France is in the midst of a three-year experiment launched in June 2014 that is aimed at accelerating biogas and wind development by cutting excess bureaucratic procedures, reports the European Biogas Association (EBA). Instead of a system that requires multiple departments to issue construction and operating permits that can take several years, the French Government has streamlined the process for biogas plants in seven of France’s 22 regions into a single permit. One biogas project in the French Pyrenees was reported to take six years of studies, permits and meetings on topics ranging from the risk of lightning strikes to the local flora near the farm where construction is finally set to start on a fermentation plant to convert cattle and duck manure into heat and power. The long lead time for projects discourages investment and holds back French biogas expansion, according to Engie (formerly GDF Suez), operator of Europe’s largest natural gas network.

Tomato growth four weeks after transplant. Left: 100% potato digestate; Middle: 50:50 digestate and vermiculite; Right: 50:50 peat and vermiculite

Tomato growth four weeks after transplant. Left: 100% potato digestate; Middle: 50:50 digestate and vermiculite; Right: 50:50 peat and vermiculite

Peoria, Illinois: Potato Waste Digestate Outperforms Peat

Sphagnum peat moss is one of the most commonly used substrates in commercial horticulture, along with pine bark, coconut fiber (coir), vermiculite, perlite, rock wool, rice hulls and various composts.  But concerns about the sustainability of harvesting peat moss from wetland bogs has prompted some to seek alternatives. And a U.S. Department of Agriculture (USDA) researcher says he has found one in anaerobically digested potato waste. In controlled trials comparing air-dried potato peel digestate with peat, Steven Vaughan, a plant physiologist at the USDA’s Agricultural Research Service Utilization Research Center in Peoria, discovered that the digestate equaled or bested peat in promoting better growth in tomato plants and marigolds.
Vaughn says that several years ago, a microbiologist was working with Cavendish Farms on Prince Edward Island, Canada, which had shifted from expensive off-island processing of its potato waste to being one of the first potato industry facilities to install an anaerobic digester. Cavendish Farms sent Vaughn ten 55-gallon drums of wet potato digestate, which he air-dried. “It had a slight `sour’ odor at first, but the dried digestate has a pleasant earthy odor with a physical appearance similar to sphagnum peat moss,” notes Vaughan, who began testing it as a peat moss replacement in both starter and transplant substrates.
Vaughn explains that the NPK (Nitrogen-Phosphorus-Potassium) values of the digestate are about 10 times higher than aerobic compost.

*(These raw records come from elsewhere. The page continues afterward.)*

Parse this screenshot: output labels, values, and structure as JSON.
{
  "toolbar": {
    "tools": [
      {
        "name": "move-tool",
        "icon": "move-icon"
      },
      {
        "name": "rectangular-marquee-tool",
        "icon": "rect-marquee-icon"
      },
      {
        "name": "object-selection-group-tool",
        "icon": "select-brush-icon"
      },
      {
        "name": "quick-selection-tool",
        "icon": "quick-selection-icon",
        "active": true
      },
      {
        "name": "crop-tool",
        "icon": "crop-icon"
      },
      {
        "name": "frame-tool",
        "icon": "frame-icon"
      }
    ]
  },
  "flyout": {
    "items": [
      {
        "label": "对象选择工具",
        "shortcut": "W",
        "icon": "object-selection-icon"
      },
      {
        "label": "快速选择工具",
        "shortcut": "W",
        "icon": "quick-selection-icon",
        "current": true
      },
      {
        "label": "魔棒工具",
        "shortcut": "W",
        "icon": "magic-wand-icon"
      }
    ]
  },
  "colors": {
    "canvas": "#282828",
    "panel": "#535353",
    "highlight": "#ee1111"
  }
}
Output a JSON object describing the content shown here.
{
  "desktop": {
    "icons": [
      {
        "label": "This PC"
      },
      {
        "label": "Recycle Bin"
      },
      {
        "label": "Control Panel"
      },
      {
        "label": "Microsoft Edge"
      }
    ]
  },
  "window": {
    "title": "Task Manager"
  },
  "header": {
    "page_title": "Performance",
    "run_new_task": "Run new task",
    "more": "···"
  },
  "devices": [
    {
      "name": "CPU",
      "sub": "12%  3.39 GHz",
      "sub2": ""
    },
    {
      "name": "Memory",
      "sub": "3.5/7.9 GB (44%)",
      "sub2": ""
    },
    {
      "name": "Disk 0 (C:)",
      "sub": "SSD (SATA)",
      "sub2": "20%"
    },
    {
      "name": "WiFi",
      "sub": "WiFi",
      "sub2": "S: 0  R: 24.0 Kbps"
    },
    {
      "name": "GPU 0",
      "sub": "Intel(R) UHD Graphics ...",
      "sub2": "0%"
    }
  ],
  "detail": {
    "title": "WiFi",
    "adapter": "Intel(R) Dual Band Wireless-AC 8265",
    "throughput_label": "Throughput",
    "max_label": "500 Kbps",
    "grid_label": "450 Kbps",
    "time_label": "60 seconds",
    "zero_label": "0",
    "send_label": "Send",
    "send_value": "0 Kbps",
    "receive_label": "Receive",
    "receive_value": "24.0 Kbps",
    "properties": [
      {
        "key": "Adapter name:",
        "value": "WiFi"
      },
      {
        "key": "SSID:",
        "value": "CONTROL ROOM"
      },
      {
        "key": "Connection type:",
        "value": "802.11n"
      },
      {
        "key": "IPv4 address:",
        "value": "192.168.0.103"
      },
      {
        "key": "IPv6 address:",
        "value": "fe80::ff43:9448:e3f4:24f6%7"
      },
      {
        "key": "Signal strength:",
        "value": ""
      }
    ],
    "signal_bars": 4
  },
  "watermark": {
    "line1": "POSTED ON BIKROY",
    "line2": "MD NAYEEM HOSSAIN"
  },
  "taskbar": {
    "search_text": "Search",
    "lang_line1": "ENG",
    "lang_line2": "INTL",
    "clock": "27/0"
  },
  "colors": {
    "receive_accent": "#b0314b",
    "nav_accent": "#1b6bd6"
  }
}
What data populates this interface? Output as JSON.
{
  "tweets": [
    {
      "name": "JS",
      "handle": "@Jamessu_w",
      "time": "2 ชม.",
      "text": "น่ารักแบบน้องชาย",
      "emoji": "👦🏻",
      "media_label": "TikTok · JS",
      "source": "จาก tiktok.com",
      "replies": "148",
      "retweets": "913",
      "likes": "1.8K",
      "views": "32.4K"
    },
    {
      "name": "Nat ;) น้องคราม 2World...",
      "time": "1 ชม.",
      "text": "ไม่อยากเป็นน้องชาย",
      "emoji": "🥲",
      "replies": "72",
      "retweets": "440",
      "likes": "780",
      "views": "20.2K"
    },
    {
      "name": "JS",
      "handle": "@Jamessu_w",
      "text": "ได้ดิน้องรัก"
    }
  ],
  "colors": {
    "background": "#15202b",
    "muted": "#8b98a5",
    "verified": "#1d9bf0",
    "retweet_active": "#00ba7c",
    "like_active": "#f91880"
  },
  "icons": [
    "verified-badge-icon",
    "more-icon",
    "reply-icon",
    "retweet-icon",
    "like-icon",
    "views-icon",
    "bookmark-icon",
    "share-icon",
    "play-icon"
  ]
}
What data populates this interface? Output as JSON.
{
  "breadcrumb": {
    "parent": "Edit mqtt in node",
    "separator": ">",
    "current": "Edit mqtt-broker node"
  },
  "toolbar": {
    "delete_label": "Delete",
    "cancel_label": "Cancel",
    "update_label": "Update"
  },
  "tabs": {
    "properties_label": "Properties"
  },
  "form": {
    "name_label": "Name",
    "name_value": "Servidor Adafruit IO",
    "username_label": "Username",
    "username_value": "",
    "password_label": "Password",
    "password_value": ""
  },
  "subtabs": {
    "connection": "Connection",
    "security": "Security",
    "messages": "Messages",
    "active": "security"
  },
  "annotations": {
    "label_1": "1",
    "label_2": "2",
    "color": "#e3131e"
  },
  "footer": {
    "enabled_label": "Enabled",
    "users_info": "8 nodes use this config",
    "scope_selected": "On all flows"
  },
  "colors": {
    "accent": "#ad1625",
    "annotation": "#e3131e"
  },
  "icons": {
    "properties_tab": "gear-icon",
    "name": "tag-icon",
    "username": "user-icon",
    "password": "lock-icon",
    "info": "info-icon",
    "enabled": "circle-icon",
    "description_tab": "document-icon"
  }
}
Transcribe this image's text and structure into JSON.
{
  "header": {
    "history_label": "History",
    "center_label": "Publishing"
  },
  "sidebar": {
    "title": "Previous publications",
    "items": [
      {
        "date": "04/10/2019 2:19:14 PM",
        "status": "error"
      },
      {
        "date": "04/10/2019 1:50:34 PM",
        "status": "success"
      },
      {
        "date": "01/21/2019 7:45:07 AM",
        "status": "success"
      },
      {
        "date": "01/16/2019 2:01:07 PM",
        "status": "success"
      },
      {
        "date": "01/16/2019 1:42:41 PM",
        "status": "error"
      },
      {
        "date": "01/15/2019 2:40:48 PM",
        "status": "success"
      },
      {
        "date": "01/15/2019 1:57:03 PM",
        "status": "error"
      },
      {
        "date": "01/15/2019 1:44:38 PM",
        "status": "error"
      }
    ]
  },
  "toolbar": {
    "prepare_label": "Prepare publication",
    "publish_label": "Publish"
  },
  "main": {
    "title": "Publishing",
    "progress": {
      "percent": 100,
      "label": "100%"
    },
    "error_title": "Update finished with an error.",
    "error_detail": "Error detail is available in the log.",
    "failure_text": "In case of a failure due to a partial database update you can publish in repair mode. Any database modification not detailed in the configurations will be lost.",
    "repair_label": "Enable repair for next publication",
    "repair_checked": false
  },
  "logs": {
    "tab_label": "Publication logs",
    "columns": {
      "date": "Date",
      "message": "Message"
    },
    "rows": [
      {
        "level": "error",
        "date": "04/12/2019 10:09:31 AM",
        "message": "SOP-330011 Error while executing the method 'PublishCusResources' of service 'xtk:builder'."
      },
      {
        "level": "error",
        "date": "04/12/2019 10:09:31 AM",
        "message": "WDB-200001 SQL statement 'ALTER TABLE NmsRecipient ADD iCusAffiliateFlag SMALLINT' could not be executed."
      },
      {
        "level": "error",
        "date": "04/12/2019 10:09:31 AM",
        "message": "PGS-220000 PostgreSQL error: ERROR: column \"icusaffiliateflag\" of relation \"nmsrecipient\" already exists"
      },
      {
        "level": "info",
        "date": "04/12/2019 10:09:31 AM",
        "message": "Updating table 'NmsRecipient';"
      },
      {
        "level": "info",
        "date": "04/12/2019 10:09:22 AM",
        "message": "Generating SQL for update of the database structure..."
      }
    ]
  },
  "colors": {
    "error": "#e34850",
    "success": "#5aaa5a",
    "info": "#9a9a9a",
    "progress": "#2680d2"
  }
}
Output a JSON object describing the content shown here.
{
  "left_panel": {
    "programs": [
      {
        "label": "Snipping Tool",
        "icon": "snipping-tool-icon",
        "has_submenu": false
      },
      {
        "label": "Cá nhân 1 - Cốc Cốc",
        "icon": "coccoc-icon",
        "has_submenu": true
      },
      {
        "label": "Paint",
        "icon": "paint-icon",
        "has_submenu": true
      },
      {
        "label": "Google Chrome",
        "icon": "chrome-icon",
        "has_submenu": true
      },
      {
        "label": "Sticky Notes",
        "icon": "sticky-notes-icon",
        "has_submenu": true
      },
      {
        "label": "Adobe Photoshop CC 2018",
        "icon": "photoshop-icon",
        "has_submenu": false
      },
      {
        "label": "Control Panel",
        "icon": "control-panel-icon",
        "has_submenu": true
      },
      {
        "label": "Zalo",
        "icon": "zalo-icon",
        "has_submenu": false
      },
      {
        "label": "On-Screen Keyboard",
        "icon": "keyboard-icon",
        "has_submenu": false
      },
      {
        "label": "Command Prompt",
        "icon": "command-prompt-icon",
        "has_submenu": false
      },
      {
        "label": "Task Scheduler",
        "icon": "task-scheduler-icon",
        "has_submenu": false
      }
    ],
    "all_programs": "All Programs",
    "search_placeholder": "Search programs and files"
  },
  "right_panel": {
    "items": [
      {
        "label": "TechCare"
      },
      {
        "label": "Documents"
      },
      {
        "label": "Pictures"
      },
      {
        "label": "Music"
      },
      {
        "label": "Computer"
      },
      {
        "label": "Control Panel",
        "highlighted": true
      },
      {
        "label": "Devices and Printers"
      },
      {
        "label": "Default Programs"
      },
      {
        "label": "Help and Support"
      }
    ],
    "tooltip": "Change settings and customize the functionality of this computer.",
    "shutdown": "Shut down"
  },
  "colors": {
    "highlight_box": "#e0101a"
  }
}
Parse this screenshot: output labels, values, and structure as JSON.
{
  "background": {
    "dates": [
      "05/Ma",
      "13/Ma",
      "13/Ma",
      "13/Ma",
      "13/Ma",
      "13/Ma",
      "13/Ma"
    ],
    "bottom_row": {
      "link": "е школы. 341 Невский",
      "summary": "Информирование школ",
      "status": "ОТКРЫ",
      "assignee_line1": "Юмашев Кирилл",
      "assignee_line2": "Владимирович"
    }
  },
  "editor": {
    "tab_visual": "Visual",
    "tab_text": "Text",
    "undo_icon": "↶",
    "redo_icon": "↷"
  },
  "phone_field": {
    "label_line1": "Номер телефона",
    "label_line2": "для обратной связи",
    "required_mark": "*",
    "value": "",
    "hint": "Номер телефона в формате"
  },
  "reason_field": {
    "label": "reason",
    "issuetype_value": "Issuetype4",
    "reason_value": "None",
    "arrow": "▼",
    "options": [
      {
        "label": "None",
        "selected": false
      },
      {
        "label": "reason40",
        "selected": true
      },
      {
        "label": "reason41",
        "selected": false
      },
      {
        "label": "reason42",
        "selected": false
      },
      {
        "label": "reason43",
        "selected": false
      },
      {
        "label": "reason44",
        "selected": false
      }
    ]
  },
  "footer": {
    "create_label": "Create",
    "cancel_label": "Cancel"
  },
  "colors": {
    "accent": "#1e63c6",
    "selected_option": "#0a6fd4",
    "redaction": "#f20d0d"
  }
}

He was “a little worried” at first that the digestate’s level of dissolved solids in solutions might stress the plant, but it worked well. The control mix was 50 percent peat moss and 50 percent vermiculite, with a slow-release chemical fertilizer added. This was compared to a 50:50 mix of digestate and vermiculite, and 100 percent digestate. After four weeks, both tomato and marigold transplants in 100 percent digestate were as tall or taller, and heavier, than the transplants in the peat moss mixed with fertilizer, reports Vaughn. The 50:50 mix of digestate and vermiculite had pretty similar results as the 100 percent digestate, although the latter performed slightly better.